73rd Belmont Stakes
- Location: Belmont Park Elmont, New York, U.S.
- Date: June 7, 1941
- Distance: 1+1⁄2 mi (12 furlongs; 2,414 m)
- Winning horse: Whirlaway
- Winning time: 2:31
- Jockey: Eddie Arcaro
- Trainer: Ben A. Jones
- Owner: Calumet Farm
- Conditions: Fast
- Surface: Dirt

= 1941 Belmont Stakes =

American horse race

The 1941 Belmont Stakes was the 73rd running of the Belmont Stakes. It was the 35th Belmont Stakes held at Belmont Park in Elmont, New York and was held on June 7, 1941. With a field of four horses, Whirlaway, the winner of that year's Kentucky Derby and Preakness Stakes, won the 1 1/2–mile race (12 f; 2.4 km) by 21/2 lengths over Robert Morris.
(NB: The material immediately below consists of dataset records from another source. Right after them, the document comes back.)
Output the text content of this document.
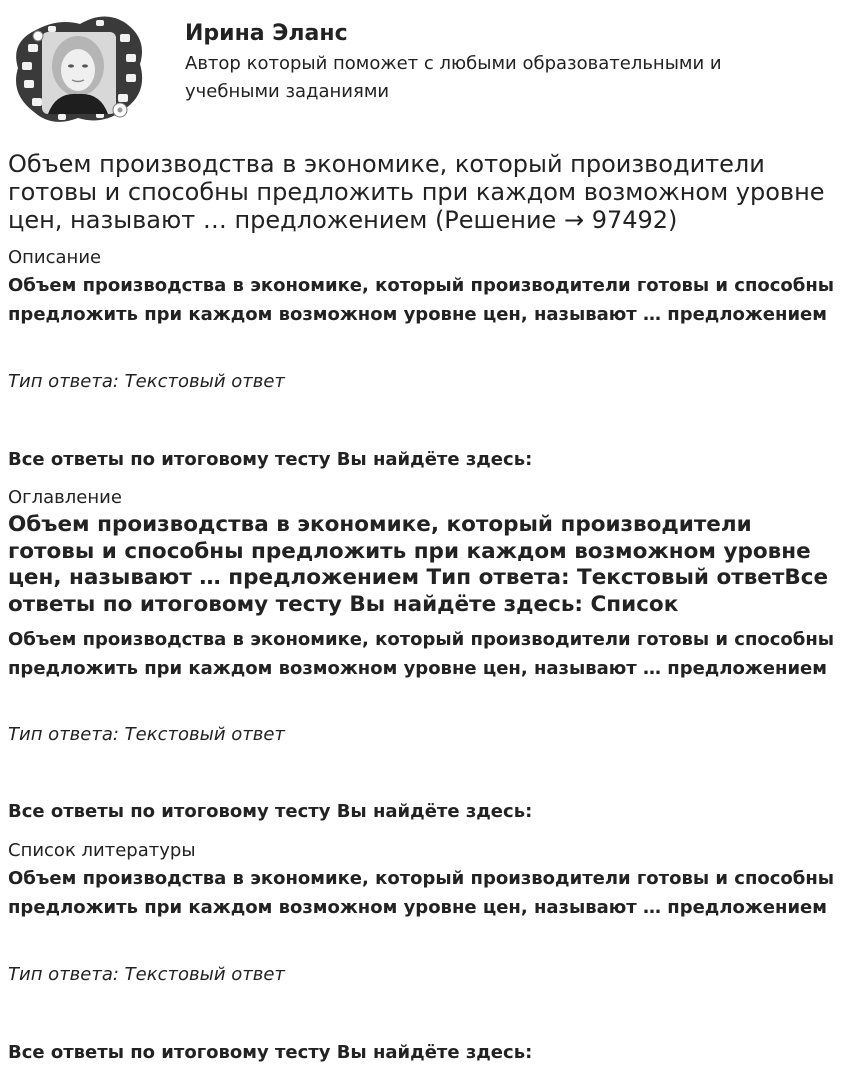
Ирина Эланс
Автор который поможет с любыми образовательными и учебными заданиями
Объем производства в экономике, который производители готовы и способны предложить при каждом возможном уровне цен, называют … предложением (Решение → 97492)
Описание
Объем производства в экономике, который производители готовы и способны предложить при каждом возможном уровне цен, называют … предложением
Тип ответа: Текстовый ответ
Все ответы по итоговому тесту Вы найдёте здесь:
Оглавление
Объем производства в экономике, который производители готовы и способны предложить при каждом возможном уровне цен, называют … предложением Тип ответа: Текстовый ответВсе ответы по итоговому тесту Вы найдёте здесь: Список
Объем производства в экономике, который производители готовы и способны предложить при каждом возможном уровне цен, называют … предложением
Тип ответа: Текстовый ответ
Все ответы по итоговому тесту Вы найдёте здесь:
Список литературы
Объем производства в экономике, который производители готовы и способны предложить при каждом возможном уровне цен, называют … предложением
Тип ответа: Текстовый ответ
Все ответы по итоговому тесту Вы найдёте здесь:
With the win, Whirlaway became the fifth Triple Crown champion.

==Results==

| Finish | PP | Horse | Jockey | Trainer | Owner | Final odds | Earnings US$ |
|---|---|---|---|---|---|---|---|
| 1 | 3 | Whirlaway | Eddie Arcaro | Ben A. Jones | Calumet Farm | .25 | $39,770 |
| 2 | 4 | Robert Morris | Alfred Robertson | Thomas H. McCreery | J. Frederic Byers | 4.30 | $5,000 |
| 3 | 1 | Yankee Chance | Basil James | Edward L. Snyder | Cornelius Vanderbilt Whitney | 36.05 | $2,500 |
| 4 | 2 | Itabo | Carroll Bierman | Max Hirsch | King Ranch | 7.70 | $1,000 |

==Payout==

| Horse | Straight | Place |
|---|---|---|
| Whirlaway | $2.50 | $2.10 |
| Robert Morris | – | $2.40 |

- Based on a $2 wager. No show wagers sold.